Writing Summary: A General Template for JSON Prompts
You can apply this pattern to other content generation tasks, such as:
{
"task": "generate image",
"style": "3D glass icon",
"object": "light bulb emoji",
"base": { ... },
"icon": { ... },
"render": { ... },
"style_notes": "..."
}
Whether generating icons, product images, or web illustrations, as long as you express requirements structurally, AI outputs will be more precise.
Core Advantages of JSON Prompts
JSON prompts are a structured way to communicate requirements to AI. Unlike vague instructions, they clearly list task requirements in a specific format. For example, if you want to write a WeChat article about an app, a typical prompt might be “Write a WeChat article about [app name]”, while a JSON prompt would look like {"task": "Write WeChat article", "topic": "[App Name]", "length": "Short, under 1000 words", "tone": "Professional but friendly"}
—specifying task, topic, length, and tone.
The main advantages of JSON prompts are:
- Clarity: Avoids AI guessing at vague words like “interesting”—JSON prompts define requirements precisely.
- AI-Friendly: JSON format is similar to the code AI is trained on and fits its data processing habits.
- Time-Saving: JSON prompts save time by reducing the need for repeated prompt tweaking.
How to Use JSON Prompts
When using JSON prompts, follow these principles:
- Use Clear Labels: Explicitly state the “task” and describe it specifically, e.g., “Write WeChat article”.
- Add Details: Include details like audience and style.
- Break Down Complex Tasks: For complex tasks, use nested fields to break them down.
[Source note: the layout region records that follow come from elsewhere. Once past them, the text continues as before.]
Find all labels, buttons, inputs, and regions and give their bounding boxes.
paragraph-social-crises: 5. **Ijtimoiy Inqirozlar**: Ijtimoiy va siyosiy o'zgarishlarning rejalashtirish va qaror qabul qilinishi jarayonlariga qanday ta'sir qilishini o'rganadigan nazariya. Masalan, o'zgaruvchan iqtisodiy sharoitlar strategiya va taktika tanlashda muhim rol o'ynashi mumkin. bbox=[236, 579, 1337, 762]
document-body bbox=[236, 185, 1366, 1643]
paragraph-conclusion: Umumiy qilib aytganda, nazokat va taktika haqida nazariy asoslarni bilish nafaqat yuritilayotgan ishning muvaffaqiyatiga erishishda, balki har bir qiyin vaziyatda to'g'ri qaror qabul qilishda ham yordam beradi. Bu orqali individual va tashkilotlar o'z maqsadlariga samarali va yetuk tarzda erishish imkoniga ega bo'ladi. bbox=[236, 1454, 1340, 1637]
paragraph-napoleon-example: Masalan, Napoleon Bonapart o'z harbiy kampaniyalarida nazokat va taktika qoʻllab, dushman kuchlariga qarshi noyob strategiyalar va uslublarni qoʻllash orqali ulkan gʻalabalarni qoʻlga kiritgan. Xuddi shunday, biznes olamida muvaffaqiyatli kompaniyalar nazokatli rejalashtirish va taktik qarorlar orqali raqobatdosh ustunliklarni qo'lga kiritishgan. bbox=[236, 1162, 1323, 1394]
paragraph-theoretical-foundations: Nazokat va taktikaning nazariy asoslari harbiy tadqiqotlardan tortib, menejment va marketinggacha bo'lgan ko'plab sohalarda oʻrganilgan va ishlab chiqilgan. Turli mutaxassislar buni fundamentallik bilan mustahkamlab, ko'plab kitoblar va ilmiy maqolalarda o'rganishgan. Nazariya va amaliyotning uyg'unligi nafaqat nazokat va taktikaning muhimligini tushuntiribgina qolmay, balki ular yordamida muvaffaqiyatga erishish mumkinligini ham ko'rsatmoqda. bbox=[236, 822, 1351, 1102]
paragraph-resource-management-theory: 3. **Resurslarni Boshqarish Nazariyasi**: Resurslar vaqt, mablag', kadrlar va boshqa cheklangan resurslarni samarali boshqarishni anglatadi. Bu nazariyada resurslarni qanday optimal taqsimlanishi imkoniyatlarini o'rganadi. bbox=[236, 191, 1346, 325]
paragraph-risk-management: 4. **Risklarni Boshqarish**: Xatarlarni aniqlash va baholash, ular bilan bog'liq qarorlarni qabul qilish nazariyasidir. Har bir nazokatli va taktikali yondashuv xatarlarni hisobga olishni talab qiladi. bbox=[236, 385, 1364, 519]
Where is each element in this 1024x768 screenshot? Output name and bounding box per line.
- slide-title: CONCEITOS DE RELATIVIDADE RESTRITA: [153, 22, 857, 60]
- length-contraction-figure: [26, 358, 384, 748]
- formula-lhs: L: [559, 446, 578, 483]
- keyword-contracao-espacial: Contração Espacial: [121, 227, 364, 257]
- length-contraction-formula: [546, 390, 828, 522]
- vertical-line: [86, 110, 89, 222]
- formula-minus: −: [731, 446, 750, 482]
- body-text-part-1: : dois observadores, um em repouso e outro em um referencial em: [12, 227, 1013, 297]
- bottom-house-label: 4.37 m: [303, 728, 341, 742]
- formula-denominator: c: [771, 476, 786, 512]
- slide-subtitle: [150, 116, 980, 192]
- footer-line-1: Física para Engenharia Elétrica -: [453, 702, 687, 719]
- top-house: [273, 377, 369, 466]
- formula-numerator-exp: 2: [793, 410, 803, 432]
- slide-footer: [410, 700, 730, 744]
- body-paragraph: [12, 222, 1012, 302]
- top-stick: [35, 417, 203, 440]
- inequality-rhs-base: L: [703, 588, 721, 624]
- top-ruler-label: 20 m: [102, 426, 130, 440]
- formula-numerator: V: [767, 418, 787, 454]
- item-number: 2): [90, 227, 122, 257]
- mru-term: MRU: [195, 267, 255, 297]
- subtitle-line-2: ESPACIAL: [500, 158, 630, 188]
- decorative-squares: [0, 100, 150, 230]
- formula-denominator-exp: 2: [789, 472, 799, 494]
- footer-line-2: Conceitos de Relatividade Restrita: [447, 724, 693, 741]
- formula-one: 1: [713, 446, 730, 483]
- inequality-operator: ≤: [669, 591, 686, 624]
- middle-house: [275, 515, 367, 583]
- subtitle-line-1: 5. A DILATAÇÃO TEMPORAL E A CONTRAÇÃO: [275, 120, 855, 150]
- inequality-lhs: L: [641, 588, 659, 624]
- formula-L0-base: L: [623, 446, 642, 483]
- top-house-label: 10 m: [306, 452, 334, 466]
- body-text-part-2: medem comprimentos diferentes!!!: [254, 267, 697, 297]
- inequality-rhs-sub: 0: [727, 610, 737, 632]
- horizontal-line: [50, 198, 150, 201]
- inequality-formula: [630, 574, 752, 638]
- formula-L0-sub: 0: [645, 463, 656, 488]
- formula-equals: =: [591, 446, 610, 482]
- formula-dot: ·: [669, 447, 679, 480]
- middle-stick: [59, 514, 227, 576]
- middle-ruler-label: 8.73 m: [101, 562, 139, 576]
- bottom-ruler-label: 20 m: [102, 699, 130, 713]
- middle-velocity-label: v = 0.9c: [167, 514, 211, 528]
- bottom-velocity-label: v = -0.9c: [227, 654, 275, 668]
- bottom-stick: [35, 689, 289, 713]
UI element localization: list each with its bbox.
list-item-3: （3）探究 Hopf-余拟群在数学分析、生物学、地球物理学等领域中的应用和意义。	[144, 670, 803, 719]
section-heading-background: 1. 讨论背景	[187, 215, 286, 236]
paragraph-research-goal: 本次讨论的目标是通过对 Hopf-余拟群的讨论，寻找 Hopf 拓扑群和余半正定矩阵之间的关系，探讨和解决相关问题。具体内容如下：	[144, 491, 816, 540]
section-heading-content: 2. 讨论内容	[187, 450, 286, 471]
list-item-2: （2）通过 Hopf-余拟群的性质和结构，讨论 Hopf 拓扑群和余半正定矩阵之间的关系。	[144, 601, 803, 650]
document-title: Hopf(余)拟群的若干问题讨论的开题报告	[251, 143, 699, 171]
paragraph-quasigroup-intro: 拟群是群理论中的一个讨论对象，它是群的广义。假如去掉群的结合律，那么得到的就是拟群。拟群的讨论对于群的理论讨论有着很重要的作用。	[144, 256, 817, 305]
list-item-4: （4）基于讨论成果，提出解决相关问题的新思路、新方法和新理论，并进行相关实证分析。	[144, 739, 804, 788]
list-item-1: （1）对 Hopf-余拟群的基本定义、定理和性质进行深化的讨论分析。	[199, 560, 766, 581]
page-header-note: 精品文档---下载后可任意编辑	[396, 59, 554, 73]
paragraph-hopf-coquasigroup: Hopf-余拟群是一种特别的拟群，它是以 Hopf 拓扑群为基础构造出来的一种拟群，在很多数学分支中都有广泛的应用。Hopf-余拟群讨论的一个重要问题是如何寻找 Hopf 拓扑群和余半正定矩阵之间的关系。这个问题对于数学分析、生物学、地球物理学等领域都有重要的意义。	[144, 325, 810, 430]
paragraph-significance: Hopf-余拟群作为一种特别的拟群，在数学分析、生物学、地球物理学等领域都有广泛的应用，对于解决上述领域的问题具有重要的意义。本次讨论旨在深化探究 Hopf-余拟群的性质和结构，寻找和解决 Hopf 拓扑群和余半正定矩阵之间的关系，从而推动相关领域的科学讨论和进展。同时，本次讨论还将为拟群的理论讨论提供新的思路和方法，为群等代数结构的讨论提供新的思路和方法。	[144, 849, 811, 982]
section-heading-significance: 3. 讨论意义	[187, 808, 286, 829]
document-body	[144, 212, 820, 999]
For example, to get book recommendations for entrepreneurs: {"task": "recommend books", "topic": "better thinking", "audience": "entrepreneurs", "format": "5 books, each with a short summary"}
.
JSON Prompts vs. Conventional Prompts
Take writing a WeChat article about entrepreneurs staying focused as an example. A conventional prompt like “Write a WeChat article about entrepreneurs’ focus” yields generic content. A JSON prompt, specifying platform, topic, structure, and tone, results in an article that starts with an engaging question, includes practical tips and real cases, and ends with a call for comments—showcasing the advantages of JSON prompts for platform-specific content.
When to Use JSON Prompts
JSON prompts are ideal for scenarios where you need precise control over AI output, allowing you to clearly communicate requirements and get results that meet expectations. However, for creative and open-ended content—like imaginative children’s stories or sci-fi ideas—conventional free-form prompts are better for sparking creativity.
Conclusion: Structured Prompts as an Engineering Approach to Creation
Using JSON Prompts made me realize a trend: we need not just “AI that understands you”, but “AI that follows clear instructions”.
Compared to the uncertainty of natural language “requests”, JSON Prompts are more like a specification, a parameter sheet, or a requirements document. This approach is especially suitable for developers, designers, and product managers who need to build stable creative pipelines.
If you’re working on multi-image generation, multi-scenario copywriting, or templated content creation, give JSON Prompting a try. You’ll find it not only makes AI outputs stronger, but also clarifies your own thinking.